For more than a century the comic book has been one of our most familiar, yet least appreciated popular art forms. As vehemently criticized as it is passionately defended, it has evolved from humble beginnings into a graphically sophisticated and culturally revealing medium.
At a time when vintage comics are fetching huge prices at auction, this book traces the history of the medium from comic papers for kids, through the underground ""comix"" movements of the 1960s and '70s, to the glossy book-format ""graphic novels"" of today.

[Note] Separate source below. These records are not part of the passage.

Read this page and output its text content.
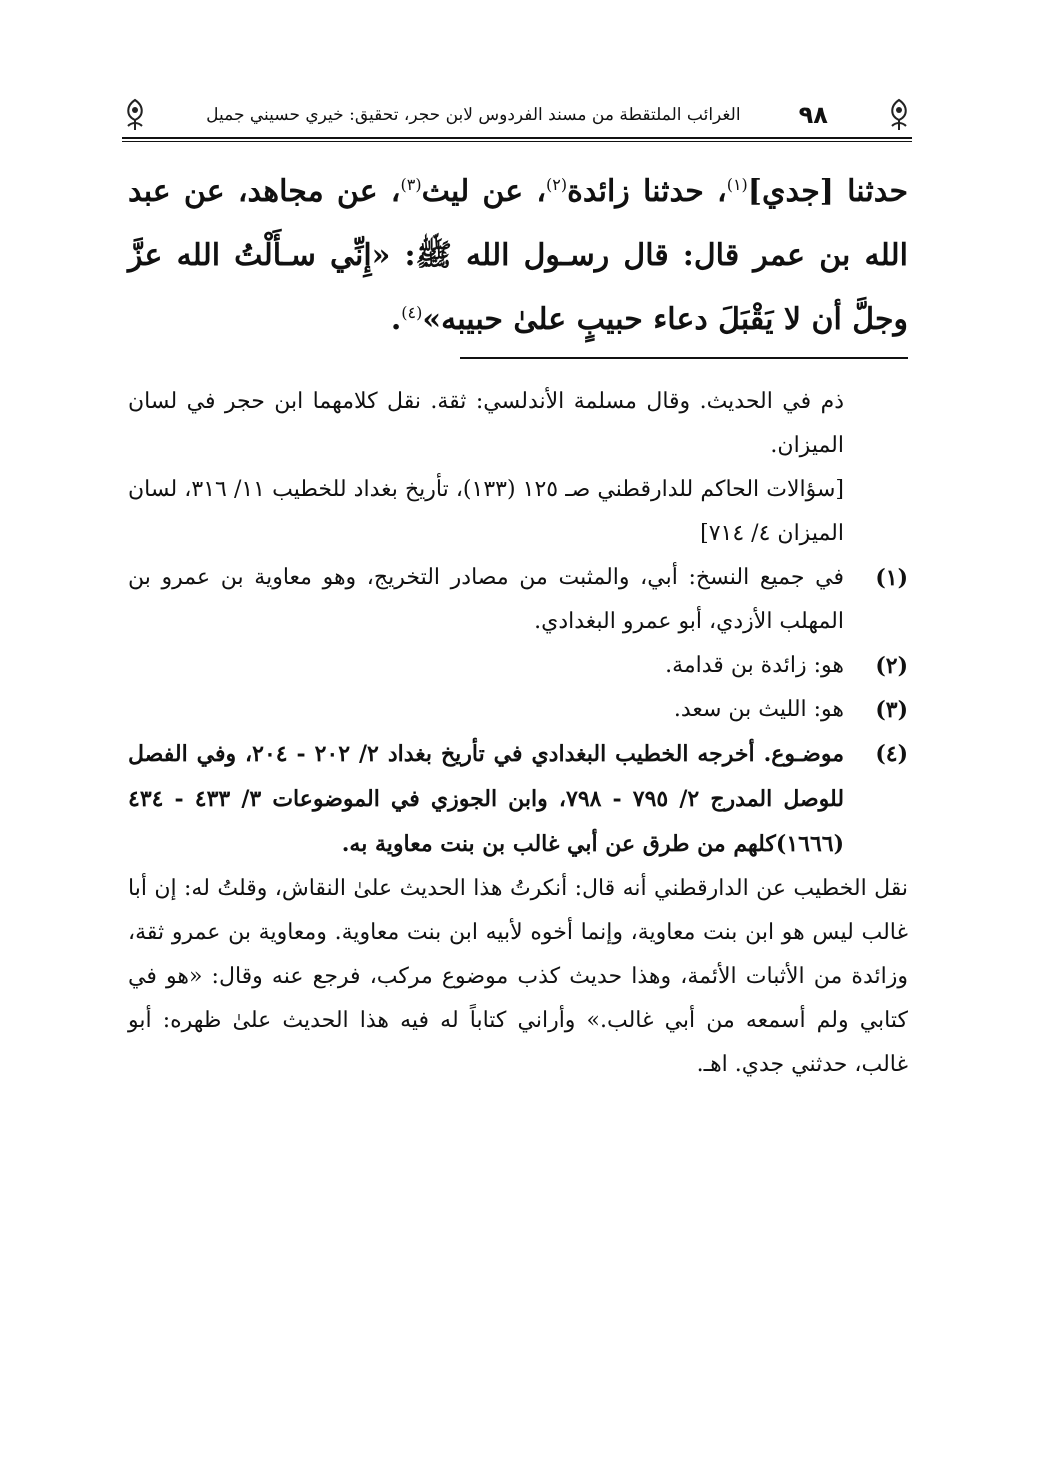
٩٨
الغرائب الملتقطة من مسند الفردوس لابن حجر، تحقيق: خيري حسيني جميل

حدثنا [جدي]$^{(١)}$، حدثنا زائدة$^{(٢)}$، عن ليث$^{(٣)}$، عن مجاهد، عن عبد الله بن عمر قال: قال رسـول الله ﷺ: «إِنِّي سـأَلْتُ الله عزَّ وجلَّ أن لا يَقْبَلَ دعاء حبيبٍ علىٰ حبيبه»$^{(٤)}$.

ذم في الحديث. وقال مسلمة الأندلسي: ثقة. نقل كلامهما ابن حجر في لسان الميزان.

[سؤالات الحاكم للدارقطني صـ ١٢٥ (١٣٣)، تأريخ بغداد للخطيب ١١/ ٣١٦، لسان الميزان ٤/ ٧١٤]

(١)
في جميع النسخ: أبي، والمثبت من مصادر التخريج، وهو معاوية بن عمرو بن المهلب الأزدي، أبو عمرو البغدادي.

(٢)
هو: زائدة بن قدامة.

(٣)
هو: الليث بن سعد.

(٤)
موضـوع. أخرجه الخطيب البغدادي في تأريخ بغداد ٢/ ٢٠٢ - ٢٠٤، وفي الفصل للوصل المدرج ٢/ ٧٩٥ - ٧٩٨، وابن الجوزي في الموضوعات ٣/ ٤٣٣ - ٤٣٤ (١٦٦٦)كلهم من طرق عن أبي غالب بن بنت معاوية به.

نقل الخطيب عن الدارقطني أنه قال: أنكرتُ هذا الحديث علىٰ النقاش، وقلتُ له: إن أبا غالب ليس هو ابن بنت معاوية، وإنما أخوه لأبيه ابن بنت معاوية. ومعاوية بن عمرو ثقة، وزائدة من الأثبات الأئمة، وهذا حديث كذب موضوع مركب، فرجع عنه وقال: «هو في كتابي ولم أسمعه من أبي غالب.» وأراني كتاباً له فيه هذا الحديث علىٰ ظهره: أبو غالب، حدثني جدي. اهـ.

Organized thematically, it investigates comic art's varied genres - including humour, adventure, underground and alternative - and charts the rise, fall and rise of the medium. In so doing, Roger Sabin highlights the careers of the creators behind some of the best-known characters in modern fiction - from Superman to Sid the Sexist, Tintin to Tank Girl.
He examines not only the stars and ""first wave"" of comic art but also the names who are currently providing comics with a new lease of life, taking such familiar material as the manic clowning of Leo Baxendate (""The Beano""), the observational adventure of Frank Hampson (""Eagle""), the bombastic power-plays of Jack Kirby (""The Incredible Hulk"") and the underground scatology of Robert Crumb (""Zap""), as well as less well-known themes and names: the surreal 1950s retro of Dan Cloves (""Eightball""), the gothic superheroics of Todd McFarlane (""Spawn""), the inspired lunacy of Chris Donald.